Kavitation in Technik und Medizin: Beschreibung und Quantifizierung

14. Workshop "Physikalische Akustik"

Was haben Brillenreinigung, eine sonographische Untersuchung der Leber, Abwasserbe¬handlung und eine Operation des Grauen Stars gemeinsam? Zunächst möchte man meinen: nichts. Ein näheres Hinsehen zeigt jedoch, dass in allen Anwendungen Ultraschallkavitation auftritt und sehr erfolgreich eingesetzt wird. Bei dieser großen Spannweite der Themen verwundert es nicht, dass viele Anwender nichts voneinander wissen und so wertvolle Synergieeffekte ungenutzt bleiben.

Mit dem Workshop "Kavitation", der vor zwei Jahren an der Physikalisch-Technischen Bundesanstalt in Braunschweig stattfand, wurde erstmals der Versuch unternommen, ein Forum für einen Erfahrungsaustausch über die Themengrenzen hinaus zu schaffen. In diesem Jahr sollte nun im Rahmen des Workshops "Physikalische Akustik" des Fachausschusses Physikalische Akustik der Deutschen Gesellschaft für Akustik (DEGA) und des Fachverbands Akustik der Deutschen Physikalischen Gesellschaft (DPG) eine weitere Veranstaltung folgen, die sich insbesondere das Ziel gesetzt hatte, eine Brücke zwischen Technik und Medizin zu schlagen.

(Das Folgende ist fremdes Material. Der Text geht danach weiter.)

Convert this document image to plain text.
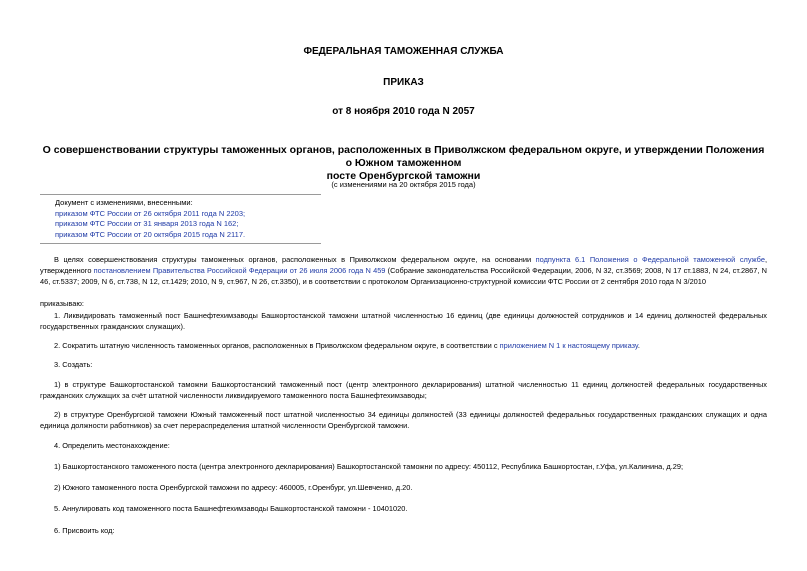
ФЕДЕРАЛЬНАЯ ТАМОЖЕННАЯ СЛУЖБА
ПРИКАЗ
от 8 ноября 2010 года N 2057
О совершенствовании структуры таможенных органов, расположенных в Приволжском федеральном округе, и утверждении Положения о Южном таможенном
посте Оренбургской таможни
(с изменениями на 20 октября 2015 года)
Документ с изменениями, внесенными:
приказом ФТС России от 26 октября 2011 года N 2203;
приказом ФТС России от 31 января 2013 года N 162;
приказом ФТС России от 20 октября 2015 года N 2117.
В целях совершенствования структуры таможенных органов, расположенных в Приволжском федеральном округе, на основании подпункта 6.1 Положения о Федеральной таможенной службе, утвержденного постановлением Правительства Российской Федерации от 26 июля 2006 года N 459 (Собрание законодательства Российской Федерации, 2006, N 32, ст.3569; 2008, N 17 ст.1883, N 24, ст.2867, N 46, ст.5337; 2009, N 6, ст.738, N 12, ст.1429; 2010, N 9, ст.967, N 26, ст.3350), и в соответствии с протоколом Организационно-структурной комиссии ФТС России от 2 сентября 2010 года N 3/2010
приказываю:
1. Ликвидировать таможенный пост Башнефтехимзаводы Башкортостанской таможни штатной численностью 16 единиц (две единицы должностей сотрудников и 14 единиц должностей федеральных государственных гражданских служащих).
2. Сократить штатную численность таможенных органов, расположенных в Приволжском федеральном округе, в соответствии с приложением N 1 к настоящему приказу.
3. Создать:
1) в структуре Башкортостанской таможни Башкортостанский таможенный пост (центр электронного декларирования) штатной численностью 11 единиц должностей федеральных государственных гражданских служащих за счёт штатной численности ликвидируемого таможенного поста Башнефтехимзаводы;
2) в структуре Оренбургской таможни Южный таможенный пост штатной численностью 34 единицы должностей (33 единицы должностей федеральных государственных гражданских служащих и одна единица должности работников) за счет перераспределения штатной численности Оренбургской таможни.
4. Определить местонахождение:
1) Башкортостанского таможенного поста (центра электронного декларирования) Башкортостанской таможни по адресу: 450112, Республика Башкортостан, г.Уфа, ул.Калинина, д.29;
2) Южного таможенного поста Оренбургской таможни по адресу: 460005, г.Оренбург, ул.Шевченко, д.20.
5. Аннулировать код таможенного поста Башнефтехимзаводы Башкортостанской таможни - 10401020.
6. Присвоить код:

Der zweitägige Workshop fand am 18. und 19. Oktober 2007 in den Räumen des Physikzentrums der DPG in Bad Honnef statt. Das Programm enthielt eine große Vielfalt an Themen aus dem technischen und medizinischen Bereich. Zu Beginn führten vier Vorträge in das Gebiet ein und vermittelten grundlegendes Wissen, um den Blick über die Grenzen des eigenen Gebiets hinaus zu erleichtern (C. Koch, Physikalisch-Technische Bundesanstalt, Braunschweig, W. Lauterborn, Universität Göttingen, G. Schmitz, Ruhr-Universität Bochum, V. Uhlendorf, ETH Zürich). Eine Sitzung mit vier Vorträgen zum tieferen Verständnis der Kavitation und Vermessung und Simulation von Schallfeldern in kavitierenden Flüssigkeiten schloss sich an (R. Mettin, Universität Göttingen, B. Dollet, Universität Twente, M. Postema, University of Hull, A. Vogel, Institut für biomedizinische Optik und Laserzentrum, Lübeck).

Die Präsentationen von Einzelthemen, immer im Wechsel aus Medizin und Technik, zeigten dann die ganze Vielfalt der Anwendungen von Kavitationsphänomenen. So erhofft man sich z.B. von kleinen, durch Hüllen aus verschiedenen Materialien "versteiften" Gasblasen eine deutliche Verbesserung des Kontrasts bei sonographischen Untersuchungen. Belädt man die Hüllen mit chemischen Substanzen und gelingt es, diese Blasen gezielt im menschlichen Körper zu platzieren und dort mit einem kurzen Ultraschallimpuls zu zerstören, können lokal Medikamente deponiert werden, die an anderen Stellen des Körpers großen Schaden anrichten würden, wie zum Beispiel für eine lokale Krebstherapie. Die Reinigung von Filtern in der Abwassertechnik dagegen stellt ganz andere Anforderungen. Hier kommt es vor allem darauf an, den Ultraschall wirkungsvoll einzusetzen, die Ausfallzeiten zu minimieren und optimale Reinigungsbedingungen einzustellen. Angesichts der stark stochastischen Vorgänge rund um die Kavitation stellt diese Aufgabe große Anforderungen an Planung und Konzeption einer Anlage. In manchen Fällen, wie bei der Operation des grauen Stars hätte man am liebsten überhaupt keine Kavitation, denn dort führt sie zu schwer steuerbaren Schädigungsvorgängen vor allem der Hornhaut. Diese Effekte sind aber noch nicht ausreichend untersucht.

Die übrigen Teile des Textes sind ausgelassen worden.